Certainly, it’s all over for “two-year Keir”. In his political obituary, John Rentoul wondered if the man behind Labour’s second-greatest election win – but who felt compelled to resign after less than two years in the job – has simply been fatally unprepared for government. Despite being “energetic in foreign policy” and managing Donald Trump with “sufficient skill to protect Britain from the worst of US tariffs and to secure a threadbare trade deal, much of which was never implemented… he is likely to be remembered less for what he achieved than for a series of poor judgements that made a difficult situation impossible in a remarkably short space of time.”
With his replacement, there remain so many unanswered questions. Will it be a swift coronation, as many in his party want, and is that what the country voted for? (Faced with the prospect of the seventh prime minister in a decade, Labour’s immigration minister Mike Tapp demanded in his column that there should now be a general election…)
Who will Burnham pick for his chancellor, and why is it the most critical decision he will take? And, as Kay Burley elegantly put it, might the people of Makerfield soon come to regret electing him?
For Catherine Pepinster, the bigger head-scratcher was whether Britain is ready for its first ‘full-fat Catholic’ prime minister? When former altar boy Burnham, a devotee of the previous pope Francis, took the parliamentary oath, hand on Bible, he did so with unusual gusto – a sign, she says, that he may “govern from the papal playbook”.
His affable swearing-in will also have given others a chance to see his playful side on what is normally a solemn occasion. “He responded to a Monty Python-inspired heckle (“He's not the messiah!”) with good grace, replying with: “Naughty boy…”. How he reacted to the more pointed heckle by former Conservative minister Sir Desmond Swayne (“Rome is saved…” ) is not recorded in Hansard.”
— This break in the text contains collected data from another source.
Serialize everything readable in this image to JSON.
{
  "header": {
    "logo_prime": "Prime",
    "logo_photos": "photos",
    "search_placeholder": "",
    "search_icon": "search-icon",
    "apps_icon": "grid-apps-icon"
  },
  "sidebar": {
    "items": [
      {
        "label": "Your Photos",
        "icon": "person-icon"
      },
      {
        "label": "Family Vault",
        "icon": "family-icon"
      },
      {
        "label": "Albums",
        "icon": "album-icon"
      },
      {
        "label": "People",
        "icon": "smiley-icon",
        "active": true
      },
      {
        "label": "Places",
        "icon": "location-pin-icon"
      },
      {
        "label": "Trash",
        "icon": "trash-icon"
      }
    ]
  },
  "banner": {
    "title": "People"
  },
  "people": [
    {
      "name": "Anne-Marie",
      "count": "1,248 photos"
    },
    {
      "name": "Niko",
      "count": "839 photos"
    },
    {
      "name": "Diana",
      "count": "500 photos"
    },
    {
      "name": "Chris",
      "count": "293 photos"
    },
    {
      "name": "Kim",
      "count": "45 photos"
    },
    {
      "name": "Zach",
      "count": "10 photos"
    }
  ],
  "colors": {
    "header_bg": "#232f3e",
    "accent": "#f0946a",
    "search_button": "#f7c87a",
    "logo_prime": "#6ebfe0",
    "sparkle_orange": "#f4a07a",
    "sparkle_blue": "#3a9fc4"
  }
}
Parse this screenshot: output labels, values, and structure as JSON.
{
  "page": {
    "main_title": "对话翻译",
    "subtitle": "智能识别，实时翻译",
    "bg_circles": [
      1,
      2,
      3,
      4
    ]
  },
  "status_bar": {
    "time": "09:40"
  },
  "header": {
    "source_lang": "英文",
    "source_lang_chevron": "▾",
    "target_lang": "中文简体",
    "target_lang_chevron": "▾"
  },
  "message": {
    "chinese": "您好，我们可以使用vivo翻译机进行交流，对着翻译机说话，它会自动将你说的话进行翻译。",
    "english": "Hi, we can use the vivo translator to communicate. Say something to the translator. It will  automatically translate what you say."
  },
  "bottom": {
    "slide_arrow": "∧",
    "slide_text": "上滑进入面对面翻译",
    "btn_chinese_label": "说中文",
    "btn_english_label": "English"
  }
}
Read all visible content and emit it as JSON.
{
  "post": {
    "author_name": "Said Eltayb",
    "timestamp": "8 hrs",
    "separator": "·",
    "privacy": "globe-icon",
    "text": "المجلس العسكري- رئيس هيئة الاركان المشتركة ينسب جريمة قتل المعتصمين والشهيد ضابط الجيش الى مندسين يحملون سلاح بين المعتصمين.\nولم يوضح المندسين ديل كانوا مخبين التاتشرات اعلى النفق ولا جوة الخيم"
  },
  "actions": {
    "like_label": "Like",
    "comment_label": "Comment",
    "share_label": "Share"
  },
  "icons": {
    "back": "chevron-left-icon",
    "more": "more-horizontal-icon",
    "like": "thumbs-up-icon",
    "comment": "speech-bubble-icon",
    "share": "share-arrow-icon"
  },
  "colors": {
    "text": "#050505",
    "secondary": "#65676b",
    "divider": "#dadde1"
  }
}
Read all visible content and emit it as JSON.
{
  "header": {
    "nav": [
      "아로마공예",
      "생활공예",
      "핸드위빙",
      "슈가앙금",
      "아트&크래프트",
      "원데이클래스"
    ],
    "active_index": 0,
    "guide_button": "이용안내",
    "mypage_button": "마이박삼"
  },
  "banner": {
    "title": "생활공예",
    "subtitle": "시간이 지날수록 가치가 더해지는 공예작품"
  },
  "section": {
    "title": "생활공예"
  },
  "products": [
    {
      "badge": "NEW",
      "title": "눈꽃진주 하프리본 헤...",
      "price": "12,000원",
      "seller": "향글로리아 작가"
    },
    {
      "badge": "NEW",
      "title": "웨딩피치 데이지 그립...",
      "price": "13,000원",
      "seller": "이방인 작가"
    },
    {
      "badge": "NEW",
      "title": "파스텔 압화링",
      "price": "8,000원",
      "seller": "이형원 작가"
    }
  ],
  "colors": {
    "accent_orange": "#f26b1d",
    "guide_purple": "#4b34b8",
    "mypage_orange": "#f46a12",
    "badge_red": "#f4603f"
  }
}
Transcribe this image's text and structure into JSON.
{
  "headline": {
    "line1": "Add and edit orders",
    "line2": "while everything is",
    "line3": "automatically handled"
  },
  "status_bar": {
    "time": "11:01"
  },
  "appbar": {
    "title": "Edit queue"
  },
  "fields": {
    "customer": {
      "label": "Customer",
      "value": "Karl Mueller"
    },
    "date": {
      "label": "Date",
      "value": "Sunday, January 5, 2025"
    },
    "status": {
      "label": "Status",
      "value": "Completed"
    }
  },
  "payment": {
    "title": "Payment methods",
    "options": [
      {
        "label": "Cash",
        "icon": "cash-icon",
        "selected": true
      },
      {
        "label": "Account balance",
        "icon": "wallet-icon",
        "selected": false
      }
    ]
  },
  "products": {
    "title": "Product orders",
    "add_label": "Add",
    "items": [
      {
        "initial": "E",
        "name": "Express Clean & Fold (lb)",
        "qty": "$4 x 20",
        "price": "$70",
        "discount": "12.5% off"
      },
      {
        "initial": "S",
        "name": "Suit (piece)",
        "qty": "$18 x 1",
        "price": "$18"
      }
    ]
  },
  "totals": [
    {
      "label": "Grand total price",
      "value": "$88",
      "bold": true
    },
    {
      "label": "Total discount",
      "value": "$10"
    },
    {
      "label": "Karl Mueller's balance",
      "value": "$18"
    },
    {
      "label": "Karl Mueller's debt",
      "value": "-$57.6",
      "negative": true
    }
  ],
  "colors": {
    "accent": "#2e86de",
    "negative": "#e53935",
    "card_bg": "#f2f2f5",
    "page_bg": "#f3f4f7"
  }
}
Even Donald Trump may find Burnham’s obvious charms hard to resist. According to O’Grady, our “extremely liberal” prime minister-in-waiting could well be on course for a world-beating bromance with Starmer’s White House nemesis.
“Trump likes a winner, and if Burnham can be useful and suitably deferential to him, things might go surprisingly well between them. Both enjoy a wisecrack, and Trump might well respect a man who can hold his own, providing it’s all done with an underlying recognition of who’s in charge.”